Notorious BIG / Life After Death
Fan Post by Jereme Hines
The first song I ever remembered listening to was Biggie Smalls’ ‘Hypnotize’ when I was five years old. My parents were devout listeners of 90s rap. I grew up learning everything there was to know about hip hop during its golden age. My mom was a big fan of Tupac and collected all of his albums. I really do respect and love ‘Pac for what he did for rap. I’m a really big fan of The Notorious B.I.G., Christopher Wallace. When everyone was obsessed with the West Coast and the coalition that was Death Row Records, Biggie singlehandedly carried the East Coast on his back. Let’s face it, Puff Daddy and Junior M.A.F.I.A. wouldn’t have been as prolific as they were without the swagger and clever lyricism of Biggie. Though there were so many other important New Yorkers repping the East (The Tribe, Wu-Tang, etc.), none did it with the finesse that Biggie perfected in Life After Death.
The nominations for Best Rap Album and Best Rap Solo Performance during the ’98 Grammys don’t do this album any justice. Life After Death had everything a gangsta-rap album needed. Criminally-smooth swagger to rival 20s crime bosses; a feud to rival that of Alexander Hamilton and Aaron Burr; and most of all tight, dense lyrics that fit for almost any mood. Want to have a party? Put on Mo Money, Mo’ Problems or ‘Hypnotize’. Want a bleak picture at the nature of gang life in New York? ‘Somebody Gotta Die’ should do it for you. Songs like ‘Ten Crack Commandments’ show just how clever Biggie was with his lyrics, making a version of the Ten Commandments you wouldn’t ever catch a preacher reciting.
What really makes this album a classic is the legacy that Notorious B.I.G. left after his death as a result of his feud with Tupac Shakur. Foremost among Smalls’ talents were his disses. Throughout the album, Wallace made it his mission to diss as many artists as possible. On Kick in the Door, he even dissed DJ Premier, the producer, on his own track. Not to mention the harsh bars he had for rappers such as Ghostface Killah, Raekwon, and even Nas on his second studio album. He had chutzpah, and the skill to back it up.
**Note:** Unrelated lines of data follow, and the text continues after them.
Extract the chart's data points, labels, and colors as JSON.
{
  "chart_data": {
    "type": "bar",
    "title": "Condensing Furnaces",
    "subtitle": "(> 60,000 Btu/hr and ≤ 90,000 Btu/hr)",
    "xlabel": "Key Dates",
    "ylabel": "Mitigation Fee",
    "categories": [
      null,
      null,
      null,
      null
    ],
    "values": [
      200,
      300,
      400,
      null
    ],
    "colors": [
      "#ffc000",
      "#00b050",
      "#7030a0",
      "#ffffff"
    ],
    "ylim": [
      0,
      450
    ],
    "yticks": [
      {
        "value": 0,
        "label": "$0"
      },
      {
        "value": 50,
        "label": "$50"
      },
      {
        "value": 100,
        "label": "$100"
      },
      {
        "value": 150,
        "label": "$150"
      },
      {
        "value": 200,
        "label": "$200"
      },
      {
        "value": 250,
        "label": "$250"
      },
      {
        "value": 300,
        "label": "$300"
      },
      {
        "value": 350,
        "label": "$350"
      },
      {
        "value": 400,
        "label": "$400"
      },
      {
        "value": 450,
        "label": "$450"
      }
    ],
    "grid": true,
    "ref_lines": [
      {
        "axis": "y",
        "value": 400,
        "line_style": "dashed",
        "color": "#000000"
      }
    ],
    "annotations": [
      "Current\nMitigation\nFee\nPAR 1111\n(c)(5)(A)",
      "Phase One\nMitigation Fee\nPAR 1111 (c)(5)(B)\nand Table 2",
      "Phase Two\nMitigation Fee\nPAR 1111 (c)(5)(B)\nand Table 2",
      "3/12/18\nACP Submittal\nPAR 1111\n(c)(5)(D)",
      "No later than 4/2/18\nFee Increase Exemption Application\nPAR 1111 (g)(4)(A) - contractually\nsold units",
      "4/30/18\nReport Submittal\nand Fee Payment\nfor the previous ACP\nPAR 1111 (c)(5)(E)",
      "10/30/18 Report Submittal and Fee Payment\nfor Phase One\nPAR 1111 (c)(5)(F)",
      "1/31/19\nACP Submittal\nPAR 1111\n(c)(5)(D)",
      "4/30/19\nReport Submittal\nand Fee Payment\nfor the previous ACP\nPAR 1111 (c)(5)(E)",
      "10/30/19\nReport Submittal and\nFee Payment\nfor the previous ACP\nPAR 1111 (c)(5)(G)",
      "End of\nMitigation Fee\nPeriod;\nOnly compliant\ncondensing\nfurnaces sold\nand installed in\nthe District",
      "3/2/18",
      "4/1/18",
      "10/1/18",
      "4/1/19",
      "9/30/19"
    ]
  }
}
Often, I wonder what might have happened if Tupac and Biggie had been able to set aside their differences before they died. Like rock n’ roll icon Buddy Holly, the gangsta rap icons didn’t even have the chance to reach 30 years old by the time they were murdered in Las Vegas and Los Angeles, respectively. The innovations in hip hop that Biggie brought to the rap world in the course of three years are nothing short of legendary. It’s a sin that Christopher Wallace was taken too soon to be able to give us more studio albums. Life After Death was released quickly after his tragic demise and
is more than just The Notorious B.I.G.’s magnum opus. It’s an eerie premonition of a death borne of the dangers of violent feuds that, in the end, always go too far.